Side note: One might also consider to modify the following workflow to run the ground classification on more than just the last returns by omitting ‘-ignore_first_of_many’ and ‘-ignore_intermediate’ from the lasthin call and by adding ‘-all_returns’ to the lasground call. Why? Because for all laser shots that resulted in a low noise point, this noise point will usually be the last return, so that the true ground hit could be the second to last return.
lasthin -i crossfire_p40gh.laz ^ -ignore_first_of_many -ignore_intermediate ^ -ignore_class 7 ^ -step 0.25 ^ -lowest ^ -classify_as 8 ^ -odix _low25 -olaz
The final ground classification is obtained by running lasground only on the points with temporary classification code 8 by ignoring all others, namely the noise points (7) and the unclassified points (0 and 1).
lasground -i crossfire_p40gh_low25.laz ^ -ignore_class 0 1 7 ^ -wilderness ^ -odix g -olaz
We then use las2dem to create the 50 cm DTM from the points classified as ground. We store this DTM raster to the LAZ format which has shown to be the most efficient format for storing elevation or height rasters. We have started calling this format RasterLAZ. It is supported by all LAStools and the new DEMzip tool. One advantage is that we can feed RasterLAZ directly back into LAStools, for example as done below, for a second call to las2dem that computes a hill-shaded DTM.

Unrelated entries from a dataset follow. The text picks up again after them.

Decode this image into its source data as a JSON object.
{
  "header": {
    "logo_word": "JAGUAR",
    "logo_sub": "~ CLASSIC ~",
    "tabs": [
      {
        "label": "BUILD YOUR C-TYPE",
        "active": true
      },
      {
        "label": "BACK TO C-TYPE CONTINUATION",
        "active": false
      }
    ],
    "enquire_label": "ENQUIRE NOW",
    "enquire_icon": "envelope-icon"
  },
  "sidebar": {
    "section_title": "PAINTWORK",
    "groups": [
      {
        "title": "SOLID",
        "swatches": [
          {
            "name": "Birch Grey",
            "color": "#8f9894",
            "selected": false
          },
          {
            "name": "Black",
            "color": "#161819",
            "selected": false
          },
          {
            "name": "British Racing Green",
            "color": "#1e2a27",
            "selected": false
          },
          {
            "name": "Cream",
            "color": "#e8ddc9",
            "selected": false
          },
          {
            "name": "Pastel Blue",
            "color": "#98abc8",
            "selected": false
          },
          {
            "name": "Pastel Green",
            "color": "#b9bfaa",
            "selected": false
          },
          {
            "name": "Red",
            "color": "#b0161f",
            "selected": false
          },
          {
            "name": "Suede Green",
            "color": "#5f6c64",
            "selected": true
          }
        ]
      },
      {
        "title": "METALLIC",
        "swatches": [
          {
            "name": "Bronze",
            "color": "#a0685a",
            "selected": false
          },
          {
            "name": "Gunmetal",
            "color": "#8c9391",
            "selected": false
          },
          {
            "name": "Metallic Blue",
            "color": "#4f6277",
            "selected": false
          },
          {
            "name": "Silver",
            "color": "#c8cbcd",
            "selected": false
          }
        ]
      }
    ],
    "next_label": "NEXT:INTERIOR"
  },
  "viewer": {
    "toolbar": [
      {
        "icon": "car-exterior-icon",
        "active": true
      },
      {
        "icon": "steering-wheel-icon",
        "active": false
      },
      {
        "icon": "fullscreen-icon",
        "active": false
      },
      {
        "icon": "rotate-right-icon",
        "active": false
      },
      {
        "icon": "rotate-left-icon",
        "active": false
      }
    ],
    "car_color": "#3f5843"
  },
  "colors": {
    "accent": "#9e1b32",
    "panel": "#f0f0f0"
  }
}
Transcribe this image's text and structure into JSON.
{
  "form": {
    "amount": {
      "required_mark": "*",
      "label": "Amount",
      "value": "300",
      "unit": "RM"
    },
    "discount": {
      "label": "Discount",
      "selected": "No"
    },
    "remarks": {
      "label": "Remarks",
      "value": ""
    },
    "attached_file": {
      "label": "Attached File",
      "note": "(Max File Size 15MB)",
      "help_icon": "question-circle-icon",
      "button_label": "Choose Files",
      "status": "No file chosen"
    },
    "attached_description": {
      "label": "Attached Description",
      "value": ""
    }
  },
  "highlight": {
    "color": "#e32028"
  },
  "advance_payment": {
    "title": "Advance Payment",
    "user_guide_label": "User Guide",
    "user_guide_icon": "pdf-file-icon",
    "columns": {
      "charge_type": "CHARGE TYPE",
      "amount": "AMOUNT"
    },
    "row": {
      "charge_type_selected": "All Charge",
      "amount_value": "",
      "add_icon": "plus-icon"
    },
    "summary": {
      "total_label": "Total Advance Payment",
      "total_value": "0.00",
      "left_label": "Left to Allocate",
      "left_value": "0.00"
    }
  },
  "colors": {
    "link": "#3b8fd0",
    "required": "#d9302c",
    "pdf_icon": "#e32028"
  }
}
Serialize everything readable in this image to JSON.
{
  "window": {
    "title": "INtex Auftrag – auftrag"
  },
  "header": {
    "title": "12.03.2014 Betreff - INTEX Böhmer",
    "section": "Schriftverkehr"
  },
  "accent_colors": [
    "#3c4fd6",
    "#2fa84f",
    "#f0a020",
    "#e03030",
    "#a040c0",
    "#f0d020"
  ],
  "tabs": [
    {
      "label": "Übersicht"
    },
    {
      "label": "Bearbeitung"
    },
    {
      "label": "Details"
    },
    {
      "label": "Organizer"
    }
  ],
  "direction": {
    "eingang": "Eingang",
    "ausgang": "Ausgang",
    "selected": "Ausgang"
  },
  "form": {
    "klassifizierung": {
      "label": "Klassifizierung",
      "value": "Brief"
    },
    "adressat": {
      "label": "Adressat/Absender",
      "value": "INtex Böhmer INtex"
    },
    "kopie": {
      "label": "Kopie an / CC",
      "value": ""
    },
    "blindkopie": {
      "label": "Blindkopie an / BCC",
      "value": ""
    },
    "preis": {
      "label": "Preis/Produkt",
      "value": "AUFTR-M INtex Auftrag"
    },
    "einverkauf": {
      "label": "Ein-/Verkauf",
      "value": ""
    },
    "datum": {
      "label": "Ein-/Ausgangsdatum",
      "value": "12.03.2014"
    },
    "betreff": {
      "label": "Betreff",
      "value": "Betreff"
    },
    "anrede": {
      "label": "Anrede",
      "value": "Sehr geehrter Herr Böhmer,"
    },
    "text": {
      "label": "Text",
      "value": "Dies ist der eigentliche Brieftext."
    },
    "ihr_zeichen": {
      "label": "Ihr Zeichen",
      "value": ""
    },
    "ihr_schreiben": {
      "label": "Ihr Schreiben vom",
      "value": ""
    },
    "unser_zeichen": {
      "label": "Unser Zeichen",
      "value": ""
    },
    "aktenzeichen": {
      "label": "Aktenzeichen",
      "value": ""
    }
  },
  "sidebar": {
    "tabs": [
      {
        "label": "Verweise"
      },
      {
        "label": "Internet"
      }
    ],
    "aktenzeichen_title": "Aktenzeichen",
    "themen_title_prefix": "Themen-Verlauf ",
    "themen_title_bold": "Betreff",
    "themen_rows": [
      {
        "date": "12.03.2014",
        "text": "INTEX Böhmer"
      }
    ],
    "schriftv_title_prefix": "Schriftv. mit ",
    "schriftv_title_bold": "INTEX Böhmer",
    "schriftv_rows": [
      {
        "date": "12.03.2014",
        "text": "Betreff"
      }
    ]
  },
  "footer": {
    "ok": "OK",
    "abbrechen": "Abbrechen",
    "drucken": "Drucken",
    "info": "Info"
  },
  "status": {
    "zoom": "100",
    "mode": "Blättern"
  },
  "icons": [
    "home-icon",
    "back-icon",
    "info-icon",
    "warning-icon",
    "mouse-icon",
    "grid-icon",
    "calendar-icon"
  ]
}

las2dem -i crossfire_p40gh_low25g.laz ^ -keep_class 2 ^ -step 0.5 ^ -ocut 9 -odix _dtm50 -olaz las2dem -i crossfire_p40_dtm50.laz ^ -step 0.5 ^ -hillshade ^ -odix _hill -opng
Below the resulting hill-shaded DTMs computed for the 40th and the 50th elevation percentile – as well as for the 45th elevation percentile that we’ve added for comparison.
Below we finally take a closer look at an example 1 meter profile line through the LiDAR classified by the 45th percentile workflow. There is a small stretch of ground points that was incorrectly classified as noise points (find the mouse cursor) so it might be worthwhile to change parameters slightly to make the noise classification less aggressive.
Side note follow-up: The return coloring shows there are indeed some ‘intermediate’ as well some ‘first of many returns’ just where we expect the bare terrain to be. However, there are not so many that the results can be expected to drastically change by including them into the ground finding process.